The measures outlined in this section contribute to the general working environment of people in the workplace.
Workplaces need to be adequately ventilated. Fresh, clean air should be drawn from a source outside the workplace, uncontaminated by discharges from flues, chimneys or other process outlets, and be circulated through the workrooms.
Ventilation should also remove and dilute warm, humid air and provide air movement which gives a sense of freshness without causing a draught. If the workplace contains process or heating equipment or other sources of dust, fumes or vapours, more fresh air will be needed to provide adequate ventilation.
Windows or other openings may provide sufficient ventilation but, where necessary, mechanical ventilation systems should be provided and regularly maintained.
Temperatures in indoor workplaces
Environmental factors (such as humidity and sources of heat in the workplace) combine with personal factors (such as the clothing a worker is wearing and how physically demanding their work is) to influence what is called someone’s ‘thermal comfort’.
Individual personal preference makes it difficult to specify a thermal environment which satisfies everyone. For workplaces where the activity is mainly sedentary, for example offices, the temperature should normally be at least 16 °C. If work involves physical effort it should be at least 13 °C (unless other laws require lower temperatures).
Work in hot or cold environments
The risk to the health of workers increases as conditions move further away from those generally accepted as comfortable.
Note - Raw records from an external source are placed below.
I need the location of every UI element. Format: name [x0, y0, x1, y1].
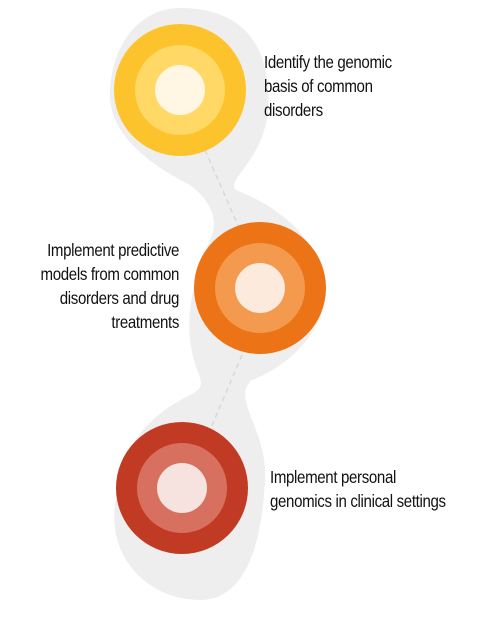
step-1-label-line: disorders: [264, 100, 323, 120]
step-3-label-line: Implement personal: [270, 467, 396, 487]
step-3-marker: [116, 422, 248, 554]
step-2-label-line: disorders and drug: [59, 288, 180, 308]
step-2-label-line: Implement predictive: [47, 240, 179, 260]
step-2-label-line: treatments: [111, 312, 179, 332]
step-1-marker: [114, 24, 246, 156]
step-1-label-line: basis of common: [264, 76, 373, 96]
step-2-label-line: models from common: [40, 264, 179, 284]
step-3-center: [157, 463, 207, 513]
step-1-label-line: Identify the genomic: [264, 52, 392, 72]
step-2-center: [235, 263, 285, 313]
step-3-label: Implement personal genomics in clinical …: [270, 465, 446, 513]
connector-line-1: [204, 149, 241, 231]
step-1-center: [155, 65, 205, 115]
step-2-label: Implement predictive models from common …: [40, 238, 179, 334]
step-3-label-line: genomics in clinical settings: [270, 491, 446, 511]
connector-line-2: [209, 354, 243, 431]
step-2-marker: [194, 222, 326, 354]
step-1-label: Identify the genomic basis of common dis…: [264, 50, 392, 122]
Risk of heat stress arises, for example, from working in high air temperatures, exposure to high thermal radiation or high levels of humidity, such as those found in foundries, glass works and laundries. Cold stress may arise, for example, from working in cold stores, food preparation areas and in the open air during winter.
Assessment of the risk to workers’ health from working in either a hot or cold environment needs to consider both personal and environmental factors. Personal factors include body activity, the amount and type of clothing, and duration of exposure. Environmental factors include ambient temperature and radiant heat; and if the work is outside, sunlight, wind velocity and the presence of rain or snow.